I use Google for searching, mostly because I find their results accurate and (most of the time) spam-free.

Lately however I’ve been experimenting more with Bing and Yahoo. They seem to be the same. So much so that they have the same results for the search terms I’m using, in the same positions. Makes me wonder…

Anyway, on to my point. Bing, your search results are awful. I select ‘Results only from the UK’ and here’s a slice of what I get, for the search term ‘school signage‘:

  • Position 10: they can’t even spell the word ‘signage’ properly (they spelt it ‘sinage’), yet you have them at position 10? They’re also position 21, apparently duplicating content, you allow that do you?
  • Position 42: is a PDF file leading to an article. Surely when searching the web, I’m looking for websites?
  • Position 63: Nothing to do with school signage.
  • Position 72: Nothing to do with school signage.
  • Position 82: Nothing to do with school signage. The title even says so!
  • Position 95: Nothing to do with school signage.

Ok so this is the first 100 results out of 19,000. Admittedly no-one looks past the first three pages (if that!).

So my reasoning for this was because I was looking for the company I work for, , for their results under the same search term. Limiting this a little to ‘school signage lincolnshire‘, again on Bing, here goes:

  • Position 12: Finally! We’re on there, but oddly not the GRS category for school signs, why is that Bing?
  • Position 13: Lincolnshire tree services? Are you serious Bing? And again at position 20?
  • Position 25, 26, 30: Council web pages?
  • Position 29: A school?

Ok so why is this happening? Surely a simple search term like ‘school signage‘ should net me only those websites and webpages that deal with ‘school signage‘? Out of the 16,400 results above, the first 30 have at least 5 bogus (maybe bogus isn’t a good word, let’s say ‘inaccurate’) results…

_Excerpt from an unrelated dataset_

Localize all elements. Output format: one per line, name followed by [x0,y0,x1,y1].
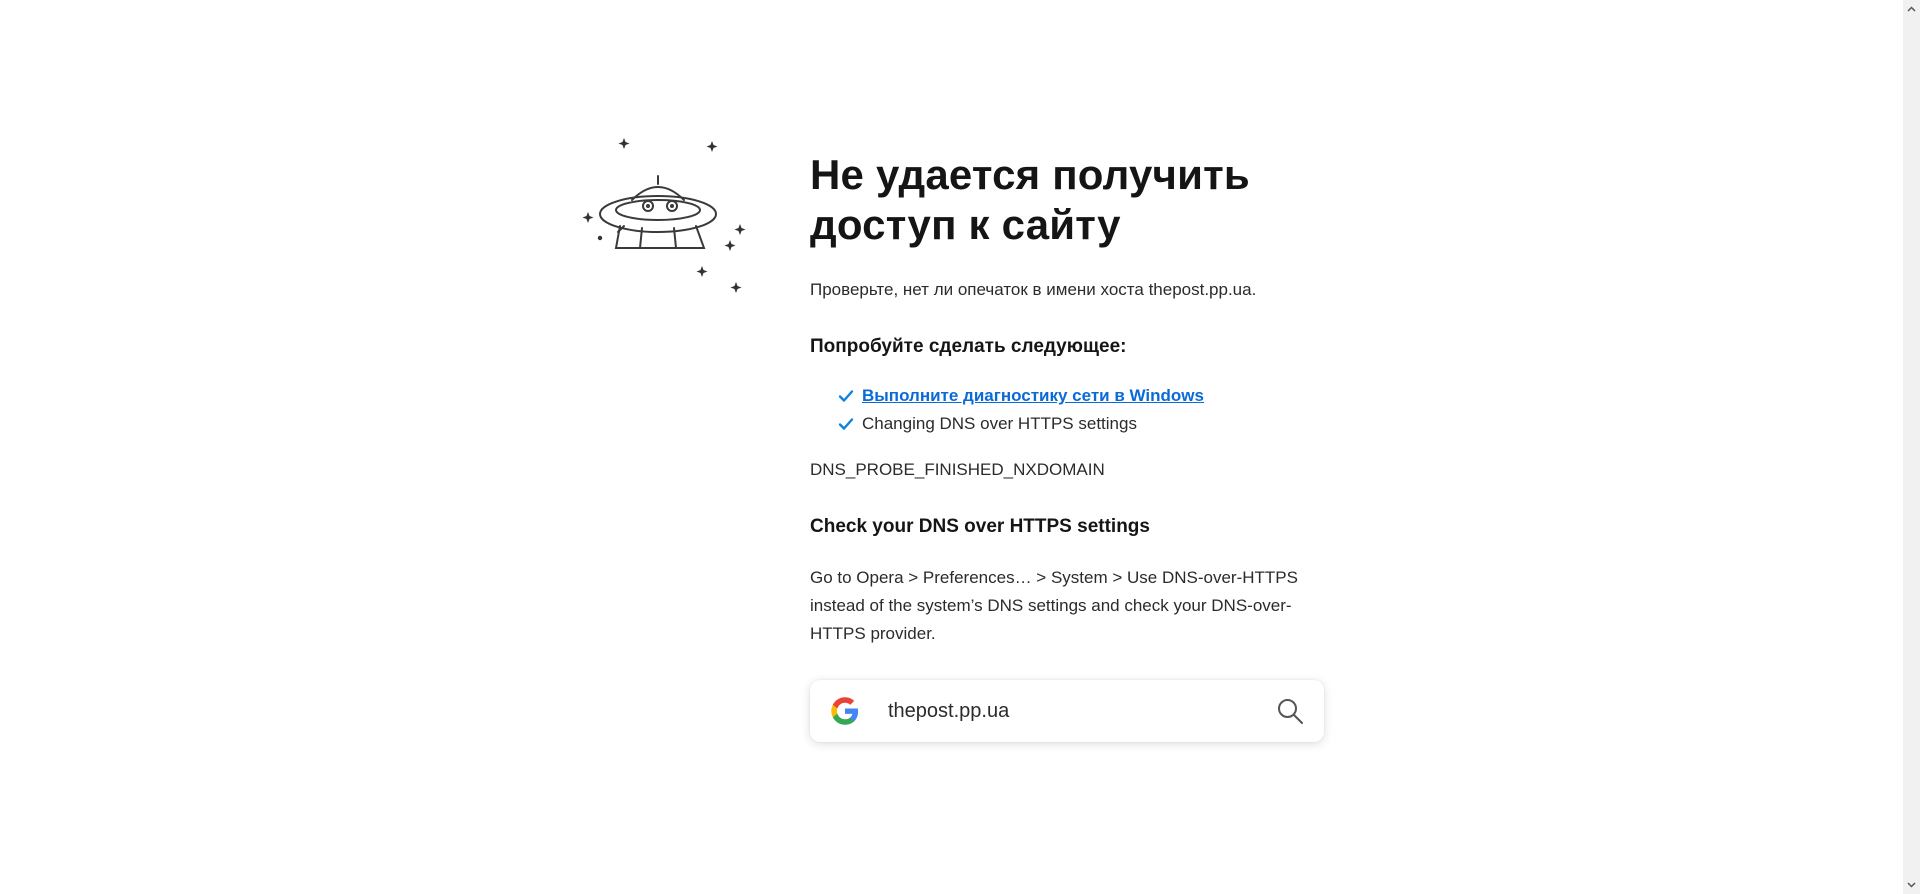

I read that Bing (and Yahoo) both set their store by how many incoming links a website has, to grade and position them in results. How is that useful? That’s easily manipulatable by scammers, and companies as large as yours should know that. How easy would it be to create an innocent page on say, breakfast cereal, get hundreds if not thousands of incoming links, let it sit for a month or two, then swap the content out for mobile telephone offers, or worse, porn?

My family’s business chooses not to have outgoing and incoming links to competitors, or related businesses, because we want to stand alone on the product we produce. There is nothing wrong with that. Google seems to agree, our links are fairly high on their searches, but not on yours (and Yahoo’s).

Can someone please clarify a little? How can I structure the website to better gain rank on their search listings? It is well written HTML/CSS/PHP/JQuery, I try to follow all the rules, but because we don’t want to clutter our business pages with incoming links, we’re penalised?